Kommentar von Andreas Gladis : Digitale Zwillinge allein machen nicht glücklich

Der Maschinenbau ist eine der deutschen Vorzeigebranchen. Seine Produkte werden in der ganzen Welt geschätzt, weil sie innovativ und von hoher Qualität sind. Sie entstehen in komplexen Produktionsprozessen, die teilweise mehr als zehntausend Arbeitsschritte umfassen und in denen eine Vielzahl von Rohstoffen und Bauteilen unter Einsatz spezialisierter Fertigungsanlagen und qualifizierter Mitarbeiter zusammengefügt wird. Das feine Geflecht aus Prozessen mit all ihren Zusammenhängen und Abhängigkeiten vermag allerdings schon lange kein Mensch mehr zu überblicken.

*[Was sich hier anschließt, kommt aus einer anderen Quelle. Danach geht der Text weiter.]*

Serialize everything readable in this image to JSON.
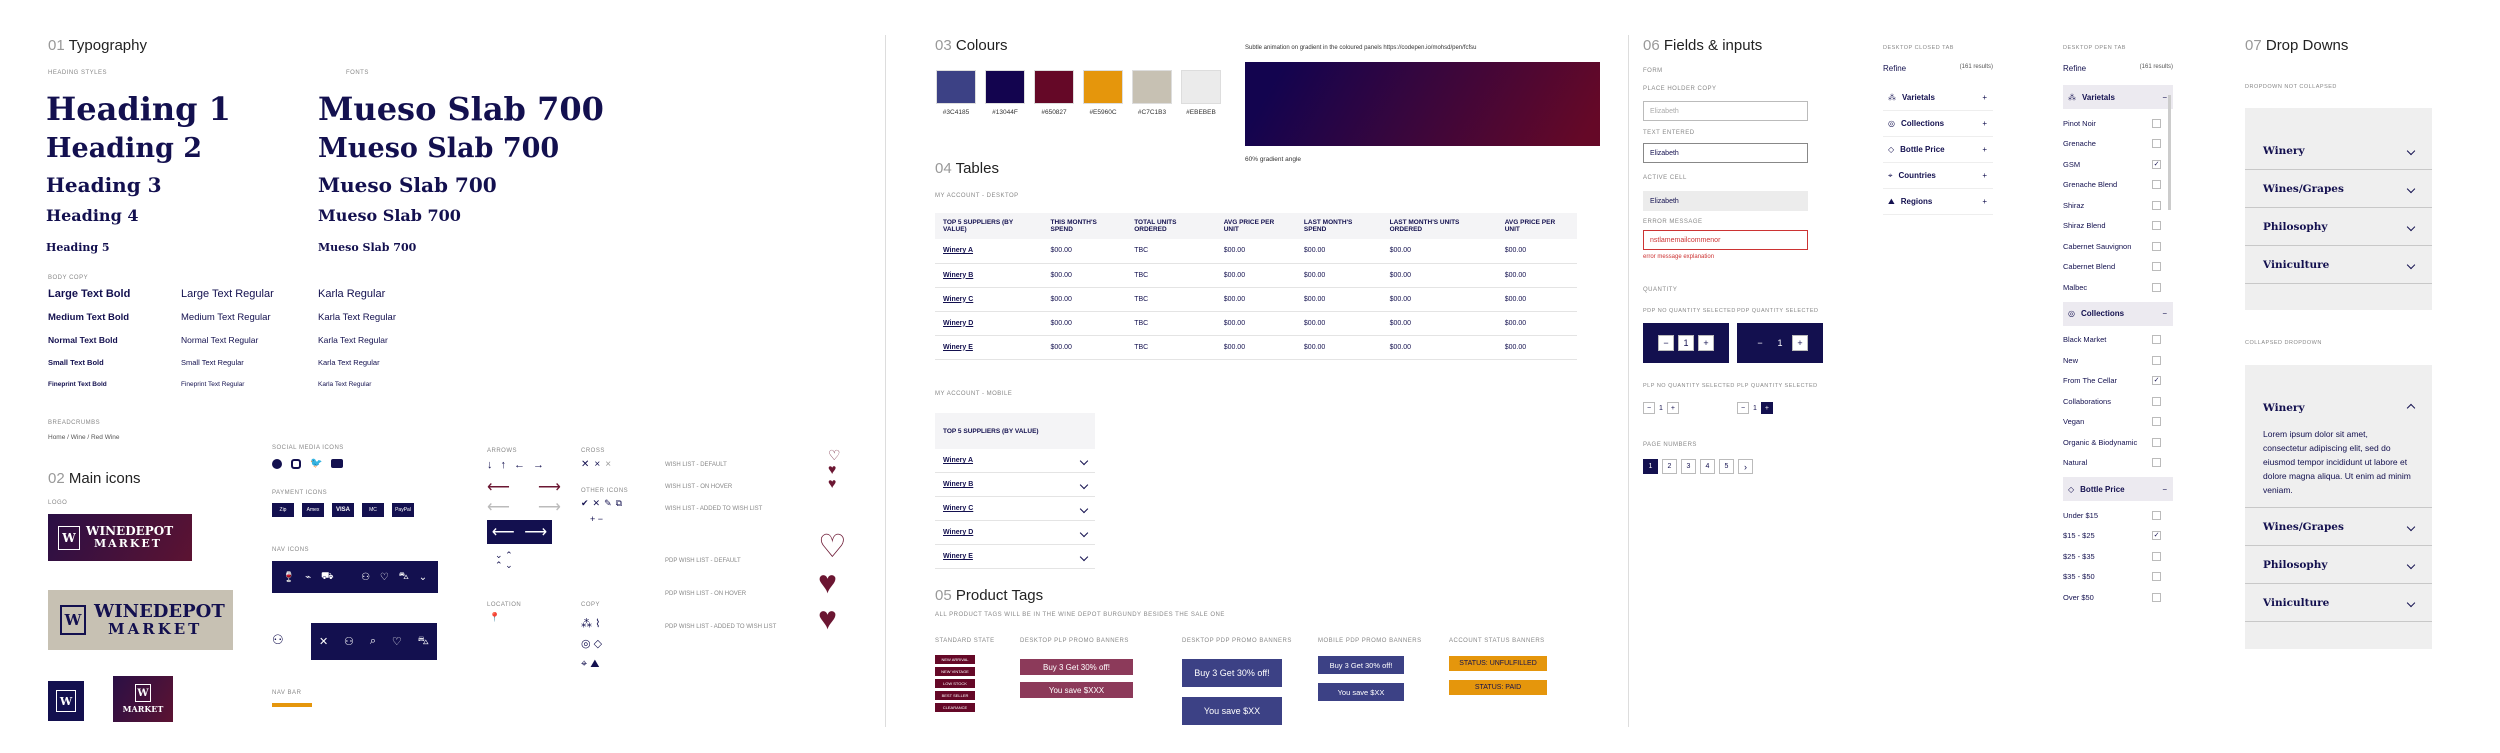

Selbst mit digitalen Lösungen wie ERP-Systemen und Excel, auf die die meisten Maschinenbauer setzen, gelingt es meist nicht, für jeden Auftrag alle notwendigen Ressourcen zum richtigen Zeitpunkt bereitzustellen. Produktionsverzögerungen sind daher an der Tagesordnung und die Mitarbeiter regelmäßig mit Feuerwehrmaßnahmen beschäftigt.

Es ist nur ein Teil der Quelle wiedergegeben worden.